In the rolling plane, it's the balance of forces as per that picture I drew that will determine which way it rolls and how far it goes.
You guys seem to be considering the CofG as the pivot point around which everything happens, whereas I'm looking at it simply as the point through which the weight of the helicopter can be said to act, and in that regard it's just another point at which force is being applied to the whole combination.
I'm talking about force couples, as um...lifting referred to.
Arm, the reason we are talking about the c of g is because any basic textbook on mechanics or physics will tell you that a force applied to an object will move said object relative to its c of g. If the force is applied directly at the c of g then the object will move in a straight line - if the force is offset ie there is a moment arm, then the object will rotate around that same c of g.
When you yaw the aircraft, you apply a force with the TR which is offset a long way from the c of g (any closer and the TR would have to be bigger to compensate for the loss of moment arm - think see saws). Without any further input the fuselage would rotate around its c of g. If you want to turn about the nose or tail, you must apply different forces using cyclic to modify the effect of the TR push and you will succeed when the mix of forces and moments achieves the required turn. But... all the forces you apply to the fuselage will act about the c of g whether or not the resultant manoeuvre is a pitch, roll, or yaw.

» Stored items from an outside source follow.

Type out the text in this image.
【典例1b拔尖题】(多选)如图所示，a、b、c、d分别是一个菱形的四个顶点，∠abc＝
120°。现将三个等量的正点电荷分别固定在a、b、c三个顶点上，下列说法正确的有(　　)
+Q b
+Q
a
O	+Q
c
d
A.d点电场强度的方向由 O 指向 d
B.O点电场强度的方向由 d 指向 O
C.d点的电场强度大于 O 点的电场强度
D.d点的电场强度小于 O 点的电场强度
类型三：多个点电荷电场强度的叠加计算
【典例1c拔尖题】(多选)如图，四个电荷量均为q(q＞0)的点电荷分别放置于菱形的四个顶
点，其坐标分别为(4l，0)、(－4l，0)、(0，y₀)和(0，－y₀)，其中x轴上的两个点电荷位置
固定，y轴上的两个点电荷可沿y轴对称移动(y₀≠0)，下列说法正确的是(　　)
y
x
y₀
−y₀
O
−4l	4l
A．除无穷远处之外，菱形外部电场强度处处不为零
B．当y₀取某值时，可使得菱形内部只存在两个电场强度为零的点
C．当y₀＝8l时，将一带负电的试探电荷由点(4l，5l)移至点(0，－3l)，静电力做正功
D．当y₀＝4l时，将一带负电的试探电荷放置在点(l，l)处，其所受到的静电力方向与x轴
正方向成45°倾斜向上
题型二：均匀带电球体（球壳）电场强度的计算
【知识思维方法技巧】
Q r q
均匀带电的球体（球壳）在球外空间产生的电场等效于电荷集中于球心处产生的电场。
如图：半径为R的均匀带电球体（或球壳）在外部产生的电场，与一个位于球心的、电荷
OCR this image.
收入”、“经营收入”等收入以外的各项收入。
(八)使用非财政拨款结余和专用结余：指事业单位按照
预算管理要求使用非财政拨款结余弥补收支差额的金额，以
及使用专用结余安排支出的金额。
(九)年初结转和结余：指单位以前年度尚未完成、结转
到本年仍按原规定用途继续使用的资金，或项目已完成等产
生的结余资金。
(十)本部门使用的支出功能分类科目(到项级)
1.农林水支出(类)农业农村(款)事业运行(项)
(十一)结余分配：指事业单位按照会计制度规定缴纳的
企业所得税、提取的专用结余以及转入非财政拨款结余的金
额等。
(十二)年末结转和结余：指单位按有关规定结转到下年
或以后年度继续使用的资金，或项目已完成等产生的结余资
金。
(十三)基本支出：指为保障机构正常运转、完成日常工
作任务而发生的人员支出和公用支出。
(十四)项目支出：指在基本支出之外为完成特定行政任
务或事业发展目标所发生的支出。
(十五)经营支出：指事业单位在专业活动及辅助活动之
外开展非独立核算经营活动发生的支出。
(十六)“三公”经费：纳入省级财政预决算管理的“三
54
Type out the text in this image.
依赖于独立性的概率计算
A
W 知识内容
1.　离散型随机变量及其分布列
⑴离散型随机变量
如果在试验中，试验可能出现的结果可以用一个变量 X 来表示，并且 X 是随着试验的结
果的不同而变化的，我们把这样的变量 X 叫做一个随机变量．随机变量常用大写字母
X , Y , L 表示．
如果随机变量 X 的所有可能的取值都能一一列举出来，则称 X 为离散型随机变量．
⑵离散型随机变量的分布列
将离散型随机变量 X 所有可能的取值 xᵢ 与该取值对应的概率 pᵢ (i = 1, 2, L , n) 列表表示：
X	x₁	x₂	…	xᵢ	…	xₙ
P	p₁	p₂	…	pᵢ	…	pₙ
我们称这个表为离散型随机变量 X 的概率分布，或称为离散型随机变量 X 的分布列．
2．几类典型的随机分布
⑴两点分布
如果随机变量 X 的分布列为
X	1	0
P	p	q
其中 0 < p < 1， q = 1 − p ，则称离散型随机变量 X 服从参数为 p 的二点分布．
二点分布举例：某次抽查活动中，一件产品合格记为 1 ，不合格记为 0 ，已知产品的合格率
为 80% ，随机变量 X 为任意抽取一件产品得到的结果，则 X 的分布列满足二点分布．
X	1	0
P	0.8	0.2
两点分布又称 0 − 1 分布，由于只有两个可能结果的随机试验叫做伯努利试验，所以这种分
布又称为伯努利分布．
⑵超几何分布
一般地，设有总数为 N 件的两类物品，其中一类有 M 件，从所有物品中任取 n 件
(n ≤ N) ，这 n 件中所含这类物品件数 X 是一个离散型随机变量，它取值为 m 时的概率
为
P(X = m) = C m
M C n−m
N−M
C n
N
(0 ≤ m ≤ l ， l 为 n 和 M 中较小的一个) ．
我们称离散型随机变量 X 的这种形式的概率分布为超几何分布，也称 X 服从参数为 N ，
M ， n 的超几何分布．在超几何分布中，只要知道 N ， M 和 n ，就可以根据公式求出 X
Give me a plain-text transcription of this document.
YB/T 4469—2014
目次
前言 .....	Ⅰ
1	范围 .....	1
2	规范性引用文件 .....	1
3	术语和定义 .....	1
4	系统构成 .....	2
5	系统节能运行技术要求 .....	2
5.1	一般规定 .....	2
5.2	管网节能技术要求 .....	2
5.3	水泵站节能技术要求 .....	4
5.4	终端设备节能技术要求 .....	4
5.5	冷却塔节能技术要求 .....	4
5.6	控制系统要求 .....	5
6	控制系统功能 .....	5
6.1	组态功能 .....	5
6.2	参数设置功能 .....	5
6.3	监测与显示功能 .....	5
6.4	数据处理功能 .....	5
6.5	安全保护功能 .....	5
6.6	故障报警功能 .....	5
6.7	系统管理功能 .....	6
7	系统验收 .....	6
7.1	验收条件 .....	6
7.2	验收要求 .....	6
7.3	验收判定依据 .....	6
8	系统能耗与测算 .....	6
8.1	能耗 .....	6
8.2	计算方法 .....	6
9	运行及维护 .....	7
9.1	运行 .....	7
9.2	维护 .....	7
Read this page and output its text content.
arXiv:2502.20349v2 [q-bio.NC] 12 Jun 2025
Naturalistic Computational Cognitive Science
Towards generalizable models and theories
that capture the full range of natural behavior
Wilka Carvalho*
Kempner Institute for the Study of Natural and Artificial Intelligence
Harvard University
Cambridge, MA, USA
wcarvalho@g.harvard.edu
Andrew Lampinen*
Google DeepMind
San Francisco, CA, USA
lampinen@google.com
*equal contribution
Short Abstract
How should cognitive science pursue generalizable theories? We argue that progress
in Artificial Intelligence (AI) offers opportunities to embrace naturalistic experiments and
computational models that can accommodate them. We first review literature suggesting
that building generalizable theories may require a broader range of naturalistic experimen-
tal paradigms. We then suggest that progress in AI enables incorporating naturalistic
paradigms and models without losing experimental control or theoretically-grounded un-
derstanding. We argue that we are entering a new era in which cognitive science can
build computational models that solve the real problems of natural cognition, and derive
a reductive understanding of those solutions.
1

When you yaw the aircraft, you apply a force with the TR which is offset a long way from the c of g (any closer and the TR would have to be bigger to compensate for the loss of moment arm - think see saws). Without any further input the fuselage would rotate around its c of g. If you want to turn about the nose or tail, you must apply different forces using cyclic to modify the effect of the TR push and you will succeed when the mix of forces and moments achieves the required turn. But... all the forces you apply to the fuselage will act about the c of g whether or not the resultant manoeuvre is a pitch, roll, or yaw.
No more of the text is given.